SciPipe is, in this context, more of an apples-to-oranges comparison to Pachyderm, Reflow or AWE. While Reflow and Pachyderm provides an integrated tool encapsulation solution based on containers, SciPipe (in its current form) is primarily focused on managing command-line driven workflows on local computers or HPC clusters with a shared file system, where containers might not be an option. However, there are also other relevant differences related to complexity of the tools, workflow implementation, and deployment/integration:
SciPipe is a much smaller tool in many ways. For example, a very simple count of LOC for the different frameworks shows that SciPipe is implemented with more than an order of magnitude less lines of code than the other tools:
$ cd $GOPATH/src/github.com/grailbio/reflow $ find | grep "\.go" | grep -vP “(vendor|examples|_test)” | xargs cat | grep -vP "^\/\/" | sed '/^\s*$/d' | wc -l 26371
$ cd $GOPATH/src/github.com/pachyderm/pachyderm/src $ find | grep "\.go" | grep -vP “(vendor|examples|_test)” | xargs cat | grep -vP "^\/\/" | sed '/^\s*$/d' | wc -l 25778
$ cd $GOPATH/src/github.com/MG-RAST/AWE $ find | grep "\.go" | grep -vP "(vendor|examples|_test)" | xargs cat | grep -vP "^\/\/" | sed '/^\s*$/d' | wc -l 24485
$ cd $GOPATH/src/github.com/scipipe/scipipe $ find | grep "\.go" | grep -vP “(vendor|examples|_test)” | xargs cat | grep -vP "^\/\/" | sed '/^\s*$/d' | wc -l 1699
Further, SciPipe was designed to primarily support highly dynamic workflow constructs, where dynamic/on-line scheduling is needed. These workflows include scenarios in which you are continuously chunking up and computing a dataset of unknown size or parametrizing parts of the workflow with parameter values extracted in an earlier part of the workflow. An example of the former would be lazily processing data extracted from a database without saving the temporary output to disk. An example of the latter would be doing a parameter optimization to select, e.g., good gamma and cost values for libSVM before actually training the model with the obtained parameters.
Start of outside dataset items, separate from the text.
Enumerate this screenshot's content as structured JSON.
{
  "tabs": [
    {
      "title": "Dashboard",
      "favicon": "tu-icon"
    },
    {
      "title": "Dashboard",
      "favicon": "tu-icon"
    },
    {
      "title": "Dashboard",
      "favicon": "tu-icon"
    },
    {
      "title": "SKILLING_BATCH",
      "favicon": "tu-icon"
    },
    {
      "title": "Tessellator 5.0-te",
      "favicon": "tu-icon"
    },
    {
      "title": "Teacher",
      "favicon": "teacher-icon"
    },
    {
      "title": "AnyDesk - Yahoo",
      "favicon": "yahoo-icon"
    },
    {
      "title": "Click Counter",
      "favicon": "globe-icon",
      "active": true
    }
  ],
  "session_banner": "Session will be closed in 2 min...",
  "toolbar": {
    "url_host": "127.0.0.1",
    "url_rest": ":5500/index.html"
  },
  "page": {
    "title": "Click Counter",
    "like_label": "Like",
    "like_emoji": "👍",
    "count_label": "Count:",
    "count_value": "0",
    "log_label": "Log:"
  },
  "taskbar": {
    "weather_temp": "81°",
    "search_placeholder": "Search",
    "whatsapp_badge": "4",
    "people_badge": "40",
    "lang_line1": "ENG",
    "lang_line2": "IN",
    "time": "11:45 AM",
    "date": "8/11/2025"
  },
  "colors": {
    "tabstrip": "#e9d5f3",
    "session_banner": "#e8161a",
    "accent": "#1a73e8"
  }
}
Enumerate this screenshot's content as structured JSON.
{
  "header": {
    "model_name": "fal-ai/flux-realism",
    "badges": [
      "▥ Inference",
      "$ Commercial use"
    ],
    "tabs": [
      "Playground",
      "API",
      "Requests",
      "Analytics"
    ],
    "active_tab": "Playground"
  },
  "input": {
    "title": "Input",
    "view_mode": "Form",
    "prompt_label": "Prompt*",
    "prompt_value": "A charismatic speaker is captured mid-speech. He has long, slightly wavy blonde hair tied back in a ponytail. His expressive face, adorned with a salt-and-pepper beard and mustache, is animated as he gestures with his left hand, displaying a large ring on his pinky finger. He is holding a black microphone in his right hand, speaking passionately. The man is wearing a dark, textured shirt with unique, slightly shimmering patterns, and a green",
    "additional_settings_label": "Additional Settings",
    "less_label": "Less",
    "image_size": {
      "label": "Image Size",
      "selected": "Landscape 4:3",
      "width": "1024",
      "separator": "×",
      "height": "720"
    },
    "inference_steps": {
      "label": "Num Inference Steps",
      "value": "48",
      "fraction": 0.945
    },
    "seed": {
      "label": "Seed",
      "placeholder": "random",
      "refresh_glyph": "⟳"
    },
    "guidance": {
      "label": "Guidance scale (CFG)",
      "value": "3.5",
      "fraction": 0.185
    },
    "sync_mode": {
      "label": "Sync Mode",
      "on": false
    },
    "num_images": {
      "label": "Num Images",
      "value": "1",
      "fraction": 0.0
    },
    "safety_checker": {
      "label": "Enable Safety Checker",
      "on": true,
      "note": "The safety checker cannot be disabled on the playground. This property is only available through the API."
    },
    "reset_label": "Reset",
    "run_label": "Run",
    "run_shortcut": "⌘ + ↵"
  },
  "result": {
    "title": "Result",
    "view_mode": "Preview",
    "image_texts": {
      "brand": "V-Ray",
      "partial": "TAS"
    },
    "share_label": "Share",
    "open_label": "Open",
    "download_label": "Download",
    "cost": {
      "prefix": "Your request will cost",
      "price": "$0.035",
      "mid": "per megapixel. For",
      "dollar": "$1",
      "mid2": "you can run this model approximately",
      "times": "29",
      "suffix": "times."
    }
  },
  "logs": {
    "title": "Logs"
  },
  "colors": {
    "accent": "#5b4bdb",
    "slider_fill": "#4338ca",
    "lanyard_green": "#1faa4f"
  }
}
Also, where Pachyderm and Reflow provide manifest formats or DSLs for writing workflows, SciPipe lets you write workflows directly in Go. SciPipe is thus consumed as a programming-library rather than a framework. This feature might scare off some users intimidated by Go’s relative verboseness compared to specialized DSLs, but it also allows users to leverage extremely powerful existing tooling and editor support for Go.
What is perhaps most interesting in the context of this comparison is the fact that SciPipe workflows can be compiled to small static binaries. This compilation makes it very easy to package up smaller SciPipe workflows in individual containers and integrate them into tools like Pachyderm or Reflow or other services. We thus imagine that SciPipe could be a complement to Pachyderm or Reflow when highly dynamic workflow constructs are needed, which may be a challenge to implement in the manifests and DSLs of Pachyderm or Reflow.
Reflow and AWE?
We know the least about AWE at this point, so we don’t want to venture too far into a detailed comparison with Reflow (which is also new to us). However, based on our reading of online materials, we can note that they seem to share the focus on bioinformatics and cloud support. AWE additionally supports Common Workflow Language and HPC clusters. We expect there to be some differences in terms of storage, because AWE ships with its own storage solution and isn’t based on a cloud offering like S3. Past that, we will leave it to the authors of AWE and Reflow or the community to provide more comprehensive comparisons.
In summary, we think that it is extremely exciting and reassuring to see continued innovation in the Go Data Science ecosystem, and we are excited to see more and more data gophers and projects join the community. We also hope this little overview will help users navigate the growing ecosystem of workflow tools by highlighting some of their inherent differences.